MusicGen is a revolutionary open-source deep-learning language model created by Meta‘s Audiocraft research team that can create original music based on text prompts. MusicGen works similarly to ChatGPT, but for audio. Users can specify the sort of music they want, choose whether or not to include an existing tune, and then click “Generate” to watch the magic happen.
Based on the given text prompts and tune, MusicGen generates an original and succinct musical piece after a brief processing period, a little under 3 minutes. Users have the chance to specify their preferred music style using a range of examples when using MusicGen in Hugging Face.
Users can use the promt “an 80s pop song with heavy drums and synth pads in the background.” Then, using settings that let them designate a specific section of the track, users can “condition” MusicGen using a chosen song fragment, up to 30 seconds in length. The “Generate” option on MusicGen makes it easy to create a high-quality of up to 12-second-long musical sample.

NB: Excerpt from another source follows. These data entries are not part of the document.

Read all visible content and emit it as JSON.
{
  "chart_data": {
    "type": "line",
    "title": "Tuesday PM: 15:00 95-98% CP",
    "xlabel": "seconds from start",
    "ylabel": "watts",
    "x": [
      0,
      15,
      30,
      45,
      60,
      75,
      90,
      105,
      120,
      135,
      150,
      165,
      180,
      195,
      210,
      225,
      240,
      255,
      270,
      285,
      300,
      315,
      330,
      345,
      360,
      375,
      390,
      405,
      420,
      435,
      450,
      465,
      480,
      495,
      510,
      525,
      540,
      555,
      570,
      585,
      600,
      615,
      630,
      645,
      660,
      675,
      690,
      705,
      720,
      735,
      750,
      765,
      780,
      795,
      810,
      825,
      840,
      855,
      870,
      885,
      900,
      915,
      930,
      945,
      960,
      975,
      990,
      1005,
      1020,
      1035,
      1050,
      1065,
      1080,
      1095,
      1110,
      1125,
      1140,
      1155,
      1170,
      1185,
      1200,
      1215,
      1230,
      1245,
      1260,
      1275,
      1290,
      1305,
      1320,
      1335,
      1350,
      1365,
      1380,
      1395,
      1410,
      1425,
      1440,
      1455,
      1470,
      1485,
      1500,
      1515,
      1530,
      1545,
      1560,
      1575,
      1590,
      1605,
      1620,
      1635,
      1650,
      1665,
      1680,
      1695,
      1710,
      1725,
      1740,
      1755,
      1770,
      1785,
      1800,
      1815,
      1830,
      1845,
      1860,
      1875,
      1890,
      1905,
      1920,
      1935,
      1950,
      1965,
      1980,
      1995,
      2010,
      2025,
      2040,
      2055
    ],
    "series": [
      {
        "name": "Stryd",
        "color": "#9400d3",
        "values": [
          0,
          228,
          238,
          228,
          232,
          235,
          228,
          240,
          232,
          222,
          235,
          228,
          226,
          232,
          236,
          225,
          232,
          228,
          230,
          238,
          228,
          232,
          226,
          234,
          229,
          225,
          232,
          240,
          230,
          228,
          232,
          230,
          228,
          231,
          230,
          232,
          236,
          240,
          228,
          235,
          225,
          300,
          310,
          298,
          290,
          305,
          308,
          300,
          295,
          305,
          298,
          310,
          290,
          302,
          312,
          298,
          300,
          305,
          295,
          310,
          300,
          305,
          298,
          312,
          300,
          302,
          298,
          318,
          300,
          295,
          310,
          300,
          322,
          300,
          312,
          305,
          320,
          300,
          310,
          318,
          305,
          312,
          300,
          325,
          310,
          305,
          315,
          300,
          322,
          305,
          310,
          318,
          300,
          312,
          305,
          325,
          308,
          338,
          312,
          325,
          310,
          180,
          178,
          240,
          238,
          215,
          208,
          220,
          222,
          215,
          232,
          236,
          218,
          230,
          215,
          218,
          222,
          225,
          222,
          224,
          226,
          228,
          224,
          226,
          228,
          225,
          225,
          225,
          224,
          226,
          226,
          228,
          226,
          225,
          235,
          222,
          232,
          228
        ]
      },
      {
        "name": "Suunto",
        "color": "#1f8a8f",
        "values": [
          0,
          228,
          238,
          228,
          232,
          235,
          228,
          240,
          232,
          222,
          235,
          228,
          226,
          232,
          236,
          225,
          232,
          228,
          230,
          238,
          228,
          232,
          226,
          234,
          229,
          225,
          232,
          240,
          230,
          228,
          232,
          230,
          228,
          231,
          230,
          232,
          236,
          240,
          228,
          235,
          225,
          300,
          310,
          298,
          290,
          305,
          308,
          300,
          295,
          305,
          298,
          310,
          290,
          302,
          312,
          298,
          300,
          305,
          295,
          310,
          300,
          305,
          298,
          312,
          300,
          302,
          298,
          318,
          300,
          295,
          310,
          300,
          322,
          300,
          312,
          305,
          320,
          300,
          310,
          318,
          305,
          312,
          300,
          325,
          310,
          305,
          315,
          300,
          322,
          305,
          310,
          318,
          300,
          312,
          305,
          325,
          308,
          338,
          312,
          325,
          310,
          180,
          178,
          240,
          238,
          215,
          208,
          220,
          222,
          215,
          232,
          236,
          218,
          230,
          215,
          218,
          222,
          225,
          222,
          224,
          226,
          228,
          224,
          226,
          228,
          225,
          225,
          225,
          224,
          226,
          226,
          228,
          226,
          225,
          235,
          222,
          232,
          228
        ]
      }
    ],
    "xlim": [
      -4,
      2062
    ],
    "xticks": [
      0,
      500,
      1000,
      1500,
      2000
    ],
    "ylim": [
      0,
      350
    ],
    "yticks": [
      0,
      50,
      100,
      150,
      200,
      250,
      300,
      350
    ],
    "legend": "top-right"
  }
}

The research team used 20,000 hours of authorized music to train the MusicGen model. 10,000 excellent music tracks from an internal collection as well as songs from well-known sites like Shutterstock and Pond5 made up this large dataset.
The team used Meta’s 32KHz EnCodec audio tokenizer to generate smaller music pieces that could be processed simultaneously in order to maximize performance. Ahsen Khaliq, a Hugging Face ML Engineer, noted that MusicGen differs from other models in that it just needs 50 auto-regressive steps per second of audio and doesn’t call for a self-supervised semantic representation.